The Model Room
Students spend 3 hours in the model room every day of class. The model room is a large space with concrete floors, neutral colored walls, and natural light from north-facing windows. We work in silence with breaks every 20 minutes for the model.
Each of the images below represent the work of one day. These drawings were preparatory drawings for a long (5 week) drawing in charcoal.
These drawings show the development of visual understanding of the pose. The first drawing is stiffer and more general in comparison with the third which is more expressive and specific. Each day of drawing is a kind of visual exploration.
I enjoy this kind of work because it helps me to see more, and that process of seeing more is by nature contemplative. By contemplative, I mean receptive of what is present. Period. In one sense, art is about making things – transforming existing materials into new things. It is an active activity. In another sense, art is about receiving what is present without trying to change it. It is about going deeper, going beneath the surface of things, or going beyond the first impression.

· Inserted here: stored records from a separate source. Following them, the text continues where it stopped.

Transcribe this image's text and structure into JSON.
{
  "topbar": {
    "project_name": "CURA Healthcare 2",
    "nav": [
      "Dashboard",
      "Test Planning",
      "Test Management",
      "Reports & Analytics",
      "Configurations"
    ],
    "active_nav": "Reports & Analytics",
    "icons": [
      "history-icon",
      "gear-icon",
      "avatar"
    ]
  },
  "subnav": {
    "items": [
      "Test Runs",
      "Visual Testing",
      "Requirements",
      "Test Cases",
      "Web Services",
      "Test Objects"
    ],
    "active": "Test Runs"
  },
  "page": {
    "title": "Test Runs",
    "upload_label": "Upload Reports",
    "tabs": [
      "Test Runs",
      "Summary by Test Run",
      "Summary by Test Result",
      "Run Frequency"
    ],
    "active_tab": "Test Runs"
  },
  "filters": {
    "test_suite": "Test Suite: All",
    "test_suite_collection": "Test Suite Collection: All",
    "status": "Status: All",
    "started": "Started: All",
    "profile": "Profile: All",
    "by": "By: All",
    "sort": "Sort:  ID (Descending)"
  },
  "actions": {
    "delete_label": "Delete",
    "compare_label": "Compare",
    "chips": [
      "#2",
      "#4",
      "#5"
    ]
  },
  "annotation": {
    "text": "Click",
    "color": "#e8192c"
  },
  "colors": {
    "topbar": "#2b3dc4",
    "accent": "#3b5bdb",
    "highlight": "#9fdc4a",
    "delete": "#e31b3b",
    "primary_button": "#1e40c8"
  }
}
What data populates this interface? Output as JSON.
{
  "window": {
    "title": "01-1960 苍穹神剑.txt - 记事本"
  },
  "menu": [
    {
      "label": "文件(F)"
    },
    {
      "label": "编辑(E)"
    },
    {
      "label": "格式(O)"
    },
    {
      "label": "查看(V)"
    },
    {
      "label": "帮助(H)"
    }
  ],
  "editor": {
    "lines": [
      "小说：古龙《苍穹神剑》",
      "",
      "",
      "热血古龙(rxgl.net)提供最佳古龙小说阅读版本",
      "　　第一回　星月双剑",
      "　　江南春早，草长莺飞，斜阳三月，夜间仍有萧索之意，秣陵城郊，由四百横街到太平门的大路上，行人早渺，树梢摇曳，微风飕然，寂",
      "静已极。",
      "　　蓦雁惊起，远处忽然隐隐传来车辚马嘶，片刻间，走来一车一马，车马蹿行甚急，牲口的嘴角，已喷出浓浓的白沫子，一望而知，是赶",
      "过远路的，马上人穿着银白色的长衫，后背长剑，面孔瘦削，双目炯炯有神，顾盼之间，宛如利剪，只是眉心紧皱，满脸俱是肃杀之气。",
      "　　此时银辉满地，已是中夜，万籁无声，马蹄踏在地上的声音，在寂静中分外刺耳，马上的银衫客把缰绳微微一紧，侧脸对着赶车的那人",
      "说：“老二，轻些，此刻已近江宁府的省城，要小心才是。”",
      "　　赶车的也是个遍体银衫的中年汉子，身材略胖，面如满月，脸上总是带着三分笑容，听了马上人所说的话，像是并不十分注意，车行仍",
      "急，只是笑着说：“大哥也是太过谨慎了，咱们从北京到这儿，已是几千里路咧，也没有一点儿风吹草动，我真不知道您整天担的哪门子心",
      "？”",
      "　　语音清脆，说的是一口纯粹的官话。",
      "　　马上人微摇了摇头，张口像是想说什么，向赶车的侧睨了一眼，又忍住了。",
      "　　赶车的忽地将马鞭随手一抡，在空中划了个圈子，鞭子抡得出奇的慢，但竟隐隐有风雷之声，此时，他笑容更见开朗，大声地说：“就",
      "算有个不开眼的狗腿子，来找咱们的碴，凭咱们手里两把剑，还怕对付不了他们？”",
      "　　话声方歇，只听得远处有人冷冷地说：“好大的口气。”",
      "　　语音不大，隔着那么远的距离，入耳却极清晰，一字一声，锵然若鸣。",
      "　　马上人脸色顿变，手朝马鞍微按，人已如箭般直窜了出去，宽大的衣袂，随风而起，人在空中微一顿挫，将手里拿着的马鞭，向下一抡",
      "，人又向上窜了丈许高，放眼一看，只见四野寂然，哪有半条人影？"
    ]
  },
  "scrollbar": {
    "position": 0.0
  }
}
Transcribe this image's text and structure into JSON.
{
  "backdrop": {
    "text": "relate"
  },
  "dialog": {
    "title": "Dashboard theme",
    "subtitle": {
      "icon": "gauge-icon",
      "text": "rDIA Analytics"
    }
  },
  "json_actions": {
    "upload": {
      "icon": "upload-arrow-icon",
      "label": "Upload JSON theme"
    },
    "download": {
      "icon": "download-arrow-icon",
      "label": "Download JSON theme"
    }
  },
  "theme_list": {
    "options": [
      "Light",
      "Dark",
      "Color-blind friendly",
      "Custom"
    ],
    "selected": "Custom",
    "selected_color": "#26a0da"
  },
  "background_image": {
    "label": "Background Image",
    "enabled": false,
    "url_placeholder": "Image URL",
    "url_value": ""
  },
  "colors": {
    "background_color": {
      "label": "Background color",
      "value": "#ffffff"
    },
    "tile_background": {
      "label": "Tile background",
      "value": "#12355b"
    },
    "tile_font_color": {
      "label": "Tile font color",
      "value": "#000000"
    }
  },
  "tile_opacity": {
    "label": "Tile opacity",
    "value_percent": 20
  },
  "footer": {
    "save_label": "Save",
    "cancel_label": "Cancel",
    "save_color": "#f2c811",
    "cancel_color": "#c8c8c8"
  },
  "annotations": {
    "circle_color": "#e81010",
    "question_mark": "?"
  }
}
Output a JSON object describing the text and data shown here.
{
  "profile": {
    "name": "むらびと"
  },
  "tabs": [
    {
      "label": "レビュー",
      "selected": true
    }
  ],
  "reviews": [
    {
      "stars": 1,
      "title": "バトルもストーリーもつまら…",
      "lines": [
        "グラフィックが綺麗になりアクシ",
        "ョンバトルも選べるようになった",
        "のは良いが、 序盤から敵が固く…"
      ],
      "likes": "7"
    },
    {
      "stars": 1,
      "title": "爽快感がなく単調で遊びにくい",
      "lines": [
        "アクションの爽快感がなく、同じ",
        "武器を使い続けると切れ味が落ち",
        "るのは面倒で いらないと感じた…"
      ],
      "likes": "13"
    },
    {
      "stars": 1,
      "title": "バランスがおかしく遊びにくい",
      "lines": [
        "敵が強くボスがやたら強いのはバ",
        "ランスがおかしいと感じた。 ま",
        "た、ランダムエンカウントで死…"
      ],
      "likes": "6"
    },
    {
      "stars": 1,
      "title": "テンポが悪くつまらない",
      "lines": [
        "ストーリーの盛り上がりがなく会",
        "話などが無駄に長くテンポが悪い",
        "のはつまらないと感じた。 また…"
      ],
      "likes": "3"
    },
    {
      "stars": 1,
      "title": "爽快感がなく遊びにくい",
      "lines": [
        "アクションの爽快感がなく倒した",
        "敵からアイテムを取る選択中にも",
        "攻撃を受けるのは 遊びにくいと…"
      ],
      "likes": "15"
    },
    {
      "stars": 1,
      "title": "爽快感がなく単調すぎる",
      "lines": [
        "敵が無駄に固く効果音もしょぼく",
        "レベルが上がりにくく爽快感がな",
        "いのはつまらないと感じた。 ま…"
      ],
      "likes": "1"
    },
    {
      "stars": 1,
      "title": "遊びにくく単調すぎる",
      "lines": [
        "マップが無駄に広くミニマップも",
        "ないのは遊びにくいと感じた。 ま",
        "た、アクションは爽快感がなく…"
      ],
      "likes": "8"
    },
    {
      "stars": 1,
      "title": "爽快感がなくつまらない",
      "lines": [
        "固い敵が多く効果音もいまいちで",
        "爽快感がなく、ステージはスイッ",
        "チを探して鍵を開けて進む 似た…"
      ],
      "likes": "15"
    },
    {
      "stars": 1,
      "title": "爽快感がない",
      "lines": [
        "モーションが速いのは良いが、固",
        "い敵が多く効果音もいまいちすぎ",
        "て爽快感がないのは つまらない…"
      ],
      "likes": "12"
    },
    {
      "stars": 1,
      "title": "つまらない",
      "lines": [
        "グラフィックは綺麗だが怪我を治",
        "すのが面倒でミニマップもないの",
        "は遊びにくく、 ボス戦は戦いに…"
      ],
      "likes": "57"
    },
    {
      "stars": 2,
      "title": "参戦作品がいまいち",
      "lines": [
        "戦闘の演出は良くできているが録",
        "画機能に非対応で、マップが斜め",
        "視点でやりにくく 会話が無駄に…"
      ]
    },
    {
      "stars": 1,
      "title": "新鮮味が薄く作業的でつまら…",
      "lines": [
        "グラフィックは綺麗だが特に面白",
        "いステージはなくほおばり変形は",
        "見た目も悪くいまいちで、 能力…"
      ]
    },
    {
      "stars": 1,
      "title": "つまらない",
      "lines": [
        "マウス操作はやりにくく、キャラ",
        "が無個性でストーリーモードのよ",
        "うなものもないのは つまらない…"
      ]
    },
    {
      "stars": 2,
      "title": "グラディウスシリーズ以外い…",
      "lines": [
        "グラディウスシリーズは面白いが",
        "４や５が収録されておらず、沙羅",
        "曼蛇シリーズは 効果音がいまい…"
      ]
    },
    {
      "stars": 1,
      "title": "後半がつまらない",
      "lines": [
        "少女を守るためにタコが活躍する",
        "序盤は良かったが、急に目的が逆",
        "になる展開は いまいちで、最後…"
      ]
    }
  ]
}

Most people have two arms and two legs, a head, and a torso. These are ordinary, horribly ordinary things. But, I once heard a teacher refer to the “drama” of a particular intersection in the body, and when she said it, I could see it. Light and dark and tension and resolution and harmony and unity – all the things that make up drama. And this, all this, is usually hidden under our clothes. Seriously, what a metaphor! If we could see for real all the time, it would blow our minds.